Okay, I admit it. Before today, I’d never heard of “Movember,” but apparently it’s a really big deal. In 1999, a bunch of Australian blokes came up with the idea of growing mustaches in November to raise money for prostate cancer research and treatment.
The movement gained momentum, and by 2004, the Movember Foundation was established. Today, “Movember” is the largest fundraiser in the world for male health ($1.1 billion (AUS) in 20 years, according to its CEO)—except that it’s an almost entirely female-run institution, and these women’s idea of “male health” seemingly has less to do with treating cancer than with treating toxic masculinity.
My information comes from Bettina Arndt’s substack, and she’s got receipts to back up her claims. It’s a well-researched essay, long without being boring, so I urge you to read the whole thing, but here’s the CliffsNotes version.

Image created using AI.
Movember’s current CEO is Michelle Terry. In a sign of the organization’s direction, under Terry, Movember has partnered with the UN. Well, more than that, it’s partnered with UN Women, which is a weird partnership for a group dedicated to men’s health.
As part of that alliance, Terry promised that Movember would focus on “healthymasculinities,” and that the organization would mentor...women. There would, she said, be “gender parity” in leadership. Her idea of “gender parity” is a 70% women-led organization.
What’s really stunning is the change in spending as the organization dedicated to men’s health has become feminized. Arndt has a graph showing that Movember’s spending on “prostate and testicular cancer research” has plummeted, with the largest funding growth going to “mental health and suicide prevention.”
Superficially, this might be okay. Maybe there’s more than enough money being spent on prostate and testicular cancer, and men in the West are certainly struggling.
After all, when you’re denigrated as toxic, driven out of institutions, shunned by women, demonized by family courts, and increasingly finding solace in drugs and porn videos, with many eventually committing suicide (75% of suicides in Australia are men), there’s a problem. An organization that’s concerned about men’s health might want to work on reinstating men as equal members of society, while telling them that their innate manly traits, when channeled in healthy, moral ways, are virtues, not vices.
However, that’s not what Movember is doing. It began by sending huge sums of money to an Australian suicide prevention program...which spends 60% of its resources helping women, who account for only 25% of suicides.
At that moment, says Arndt, Movember might have rethought its approach and tried to understand why men are so suicidal. It might have directed its funds to programs that are identifying men’s real risk factors and coming up with ways to help them. But, no, that’s not how feminists operate:
Even though it might make sense to have men supported by other men, Movember takes a different tack. Given that the suicide prevention sector is female dominated – with over 70% of mental health nurses, psychologists and other support people being women - the focus of much of Movember’s suicide prevention work is training these women to talk to men. Stop men slipping through the cracks, says their promotion, claiming they provide the latest strategies to teach these women to talk to vulnerable men.
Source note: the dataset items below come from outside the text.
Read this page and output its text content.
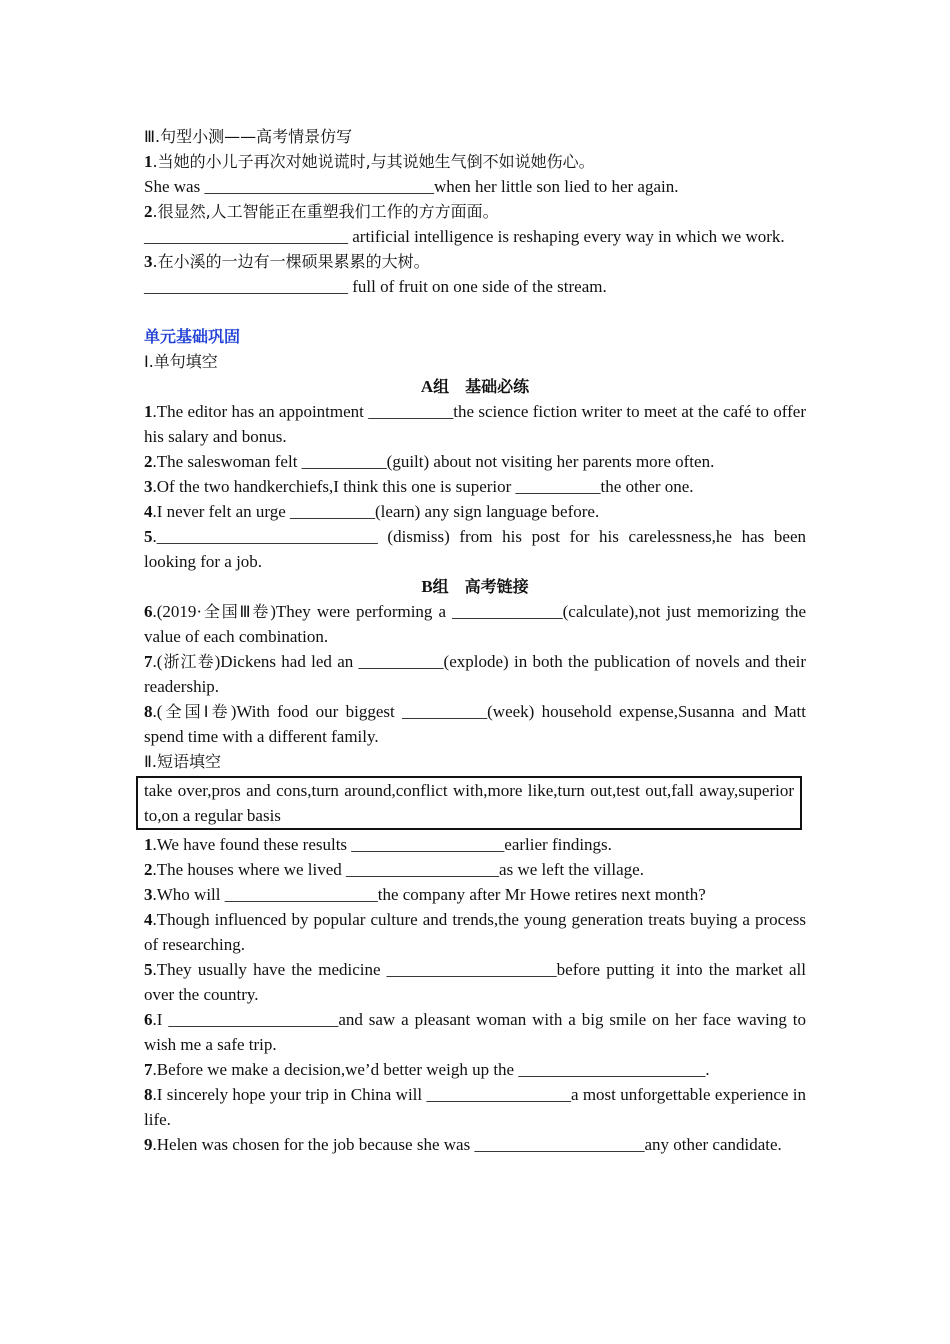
Ⅲ.句型小测——高考情景仿写
1.当她的小儿子再次对她说谎时,与其说她生气倒不如说她伤心。
She was ___________________________when her little son lied to her again.
2.很显然,人工智能正在重塑我们工作的方方面面。
________________________ artificial intelligence is reshaping every way in which we work.
3.在小溪的一边有一棵硕果累累的大树。
________________________ full of fruit on one side of the stream.
单元基础巩固
I.单句填空
A组　基础必练
1.The editor has an appointment __________the science fiction writer to meet at the café to offer his salary and bonus.
2.The saleswoman felt __________(guilt) about not visiting her parents more often.
3.Of the two handkerchiefs,I think this one is superior __________the other one.
4.I never felt an urge __________(learn) any sign language before.
5.__________________________ (dismiss) from his post for his carelessness,he has been looking for a job.
B组　高考链接
6.(2019·全国Ⅲ卷)They were performing a _____________(calculate),not just memorizing the value of each combination.
7.(浙江卷)Dickens had led an __________(explode) in both the publication of novels and their readership.
8.(全国Ⅰ卷)With food our biggest __________(week) household expense,Susanna and Matt spend time with a different family.
Ⅱ.短语填空
take over,pros and cons,turn around,conflict with,more like,turn out,test out,fall away,superior to,on a regular basis
1.We have found these results __________________earlier findings.
2.The houses where we lived __________________as we left the village.
3.Who will __________________the company after Mr Howe retires next month?
4.Though influenced by popular culture and trends,the young generation treats buying a process of researching.
5.They usually have the medicine ____________________before putting it into the market all over the country.
6.I ____________________and saw a pleasant woman with a big smile on her face waving to wish me a safe trip.
7.Before we make a decision,we’d better weigh up the ______________________.
8.I sincerely hope your trip in China will _________________a most unforgettable experience in life.
9.Helen was chosen for the job because she was ____________________any other candidate.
This means they blame men for being unwilling to reach out to a friend for “fear of being judged or appearing vulnerable or weak.” Here’s where Movember’s healthy masculinities ideology seeps in and the program becomes one more way of fixing men rather than helping them. They push the standard feminist narrative, claiming men are defective and if they are suffering it must be their own fault.
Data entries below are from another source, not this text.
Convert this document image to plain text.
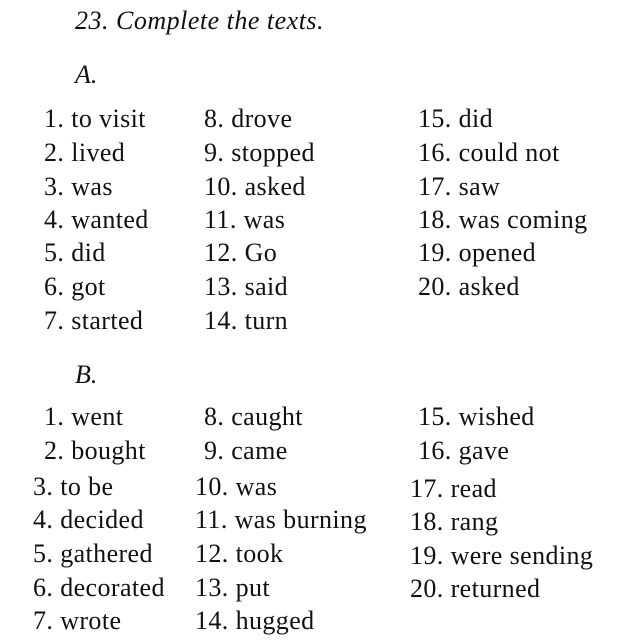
23. Complete the texts.
A.
1. to visit
2. lived
3. was
4. wanted
5. did
6. got
7. started
8. drove
9. stopped
10. asked
11. was
12. Go
13. said
14. turn
15. did
16. could not
17. saw
18. was coming
19. opened
20. asked
B.
1. went
2. bought
3. to be
4. decided
5. gathered
6. decorated
7. wrote
8. caught
9. came
10. was
11. was burning
12. took
13. put
14. hugged
15. wished
16. gave
17. read
18. rang
19. were sending
20. returned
Yup, while Henry Higgins once sang, “Why can’t a woman be more like a man,” an obviously satirical song, Movember’s management is insisting that if men could just be more like women, all their problems would be solved.
This is nonsense. Men and women belong to the same species, but they are not identical; they are, instead, complementary, ideally fitting together like perfect puzzle pieces. A healthy society recognizes these differences and raises little boys and girls to have a high-functioning symbiotic relationship. An unhealthy society demonizes boys and men, drives them to suicide, and then complains that they’re not women.
In 1989, John O’Sullivan coined his first law: “All organizations that are not actually right-wing will over time become left-wing.” One could add that all organizations that are intended to benefit men but that allow women in will eventually turn on the men to benefit the women.